Dies erachtet Büchler als unproblematisch. «Das war ja nicht so geplant. In einer Pandemie ändern sich die Gegebenheiten ständig und man muss seine Strategie laufend anpassen und mit jenen Impfstoffen arbeiten, die man zur Verfügung hat.»
2G als «starker Eingriff in die persönliche Freiheit»
Mit Schaffhausen lanciert schliesslich auch ein erster Kanton die Diskussion um die 2G-Regelung. Gemeint ist: Nur noch Geimpfte und Genesene sollen Zutritt zu Restaurants, Kinos oder Fussballstadien erhalten, ein Corona-Test würde nicht mehr reichen.
«Das wäre ein starker Eingriff in die persönliche Freiheit», findet Büchler. «Darum bräuchte es auch einen eindeutigen Nachweis, dass dies die einzige Möglichkeit wäre, eine Überlastung des Gesundheitswesens zu verhindern.» In der aktuellen Pandemie-Entwicklung sehe sie keine Rechtfertigung dafür.
«Über die Impfung muss ich frei entscheiden können», so Büchler. Mit der aktuell gültigen 3G-Zertifikatspflicht – geimpft, genesen, getestet – werde diesem Umstand Rechnung getragen: «Ungeimpfte Personen werden nicht vom öffentlichen Leben ausgeschlossen, es gibt für sie eine Alternative.»

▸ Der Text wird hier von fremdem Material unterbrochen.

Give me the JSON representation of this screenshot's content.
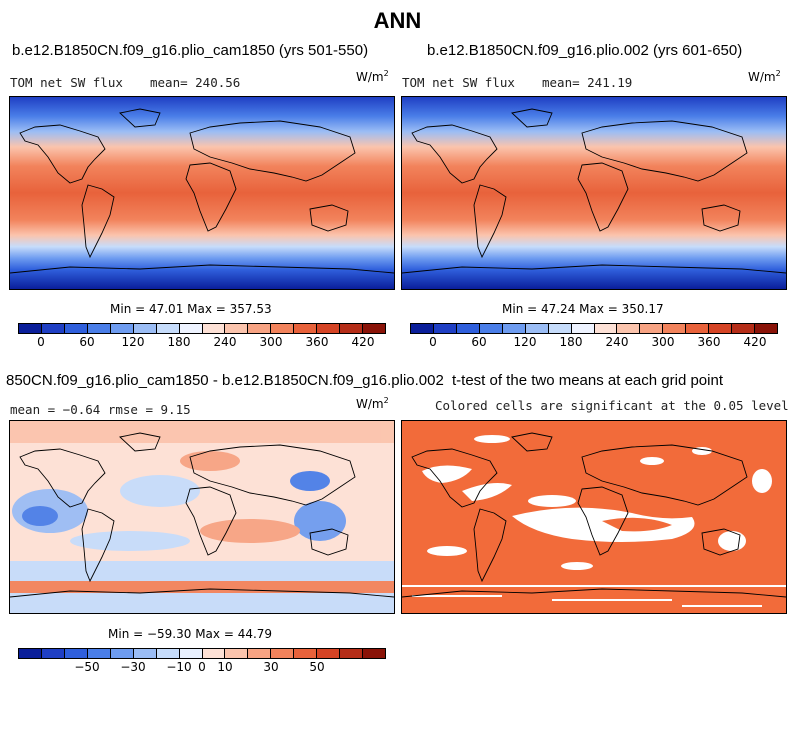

Im bisherigen Pandemie-Verlauf habe sie die getroffenen Massnahmen gut nachvollziehen können. Doch müsse man aufpassen, dass all diese Eingriffe in die persönlichen Freiheiten auch begründet werden können. «2G kann der Bund nicht einfach so erlassen, weil es ihm besser passt. Er müsste aufzeigen können, dass der Schutz der öffentlichen Gesundheit dies gebiete und es dafür keine milderen Massnahmen gibt.»
Für die Rechtsprofessorin ist klar: «Die Hoffnung, dass sich die Menschen durch diesen zusätzlichen Druck impfen lassen, reicht als Rechtfertigung nicht. Dann müsste man so ehrlich sein und sagen: Wir wollen und erwarten, dass ihr euch impfen lasst.»